Texto da exposição CARVÃO – MUNCAB, Museu Nacional da Cultura Afro Brasileira. Salvador – BA, 2019
Essa exposição surgiu da urgência de fazer arte, coisa que artista tem muito e faz por isso. A urgência sempre esbarra em dá e não dá. Daí surgiu o carvão e deu arte sem produto-coisa, não-objeto, custo zero. Riscar na parede o carvão.
O carvão de pau queimado dá para desenhar em qualquer superfície. Uma matéria tão antiga, ancestral. Registro simples, frágil e duradouro se ficar numa caverna bem escura. Fixa fácil mas sai fácil também.
Fácil também é desenhar com ele. Risco, desenho de mar, de gente, de carro, de bicho, nada muito desconhecido, tudo significante, tudo substantivo.
Tudo substantivo inclusive as paredes, as janelas e a luz da exposição. Na exposição, desenhos gigantes. Há algo de solene e grandioso neles como nas cavernas pré-históricas, sentimento respeitoso, aurático: a exposição não era para ser assim…
Não era para ser assim, foi piorando, foi ficando confusa, sem sentido, associações pareadas, dípticos, trípticos, ancestralidades, afro-descendências, questões de gêneros, alegorias, cachorro latindo, garças, cheiro de pneu queimando, peão de obra trabalhando…tudo assim porque ficou tudo unido, polissêmico, sem autor, sem nome, só carvão.
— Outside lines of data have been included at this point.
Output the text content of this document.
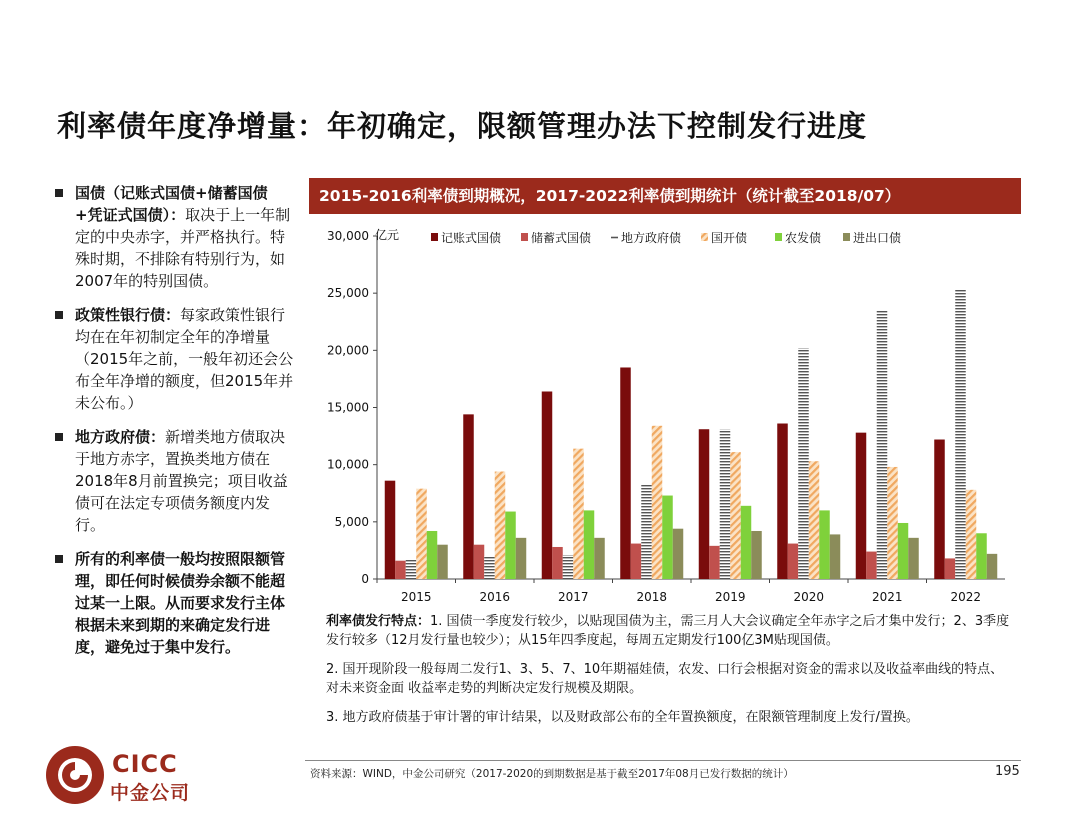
利率债年度净增量：年初确定，限额管理办法下控制发行进度
国债（记账式国债+储蓄国债+凭证式国债）：取决于上一年制定的中央赤字，并严格执行。特殊时期，不排除有特别行为，如2007年的特别国债。
政策性银行债：每家政策性银行均在在年初制定全年的净增量（2015年之前，一般年初还会公布全年净增的额度，但2015年并未公布。）
地方政府债：新增类地方债取决于地方赤字，置换类地方债在2018年8月前置换完；项目收益债可在法定专项债务额度内发行。
所有的利率债一般均按照限额管理，即任何时候债券余额不能超过某一上限。从而要求发行主体根据未来到期的来确定发行进度，避免过于集中发行。
2015-2016利率债到期概况，2017-2022利率债到期统计（统计截至2018/07）
0
5,000
10,000
15,000
20,000
25,000
30,000
2015	2016	2017	2018	2019	2020	2021	2022
记账式国债 储蓄式国债 地方政府债 国开债	农发债	进出口债
亿元

利率债发行特点：1. 国债一季度发行较少，以贴现国债为主，需三月人大会议确定全年赤字之后才集中发行；2、3季度发行较多（12月发行量也较少）；从15年四季度起，每周五定期发行100亿3M贴现国债。

2. 国开现阶段一般每周二发行1、3、5、7、10年期福娃债，农发、口行会根据对资金的需求以及收益率曲线的特点、对未来资金面 收益率走势的判断决定发行规模及期限。

3. 地方政府债基于审计署的审计结果，以及财政部公布的全年置换额度，在限额管理制度上发行/置换。

资料来源：WIND，中金公司研究（2017-2020的到期数据是基于截至2017年08月已发行数据的统计）	195
CICC
中金公司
A não-autoria deu, para surpresa de todos, a possibilidade de anulação positiva; um desprendimento numa atemporalidade comum, contemporâneos.
Contemporâneos por não saber o que estamos fazendo, sem distância temporal das coisas, uma realidade gigante demais para entender, indefinível ainda, imagem projetada e projetiva. Desambiguar delas mesmas.
Elas mesmas desaparecerão para se completarem, esse pó preto e fininho vai sair da parede, sumirá tudo … dissolução narrativa, espírito do tempo, invisível de novo. A exposição se completa no apagamento, no retorno ao nada de novo.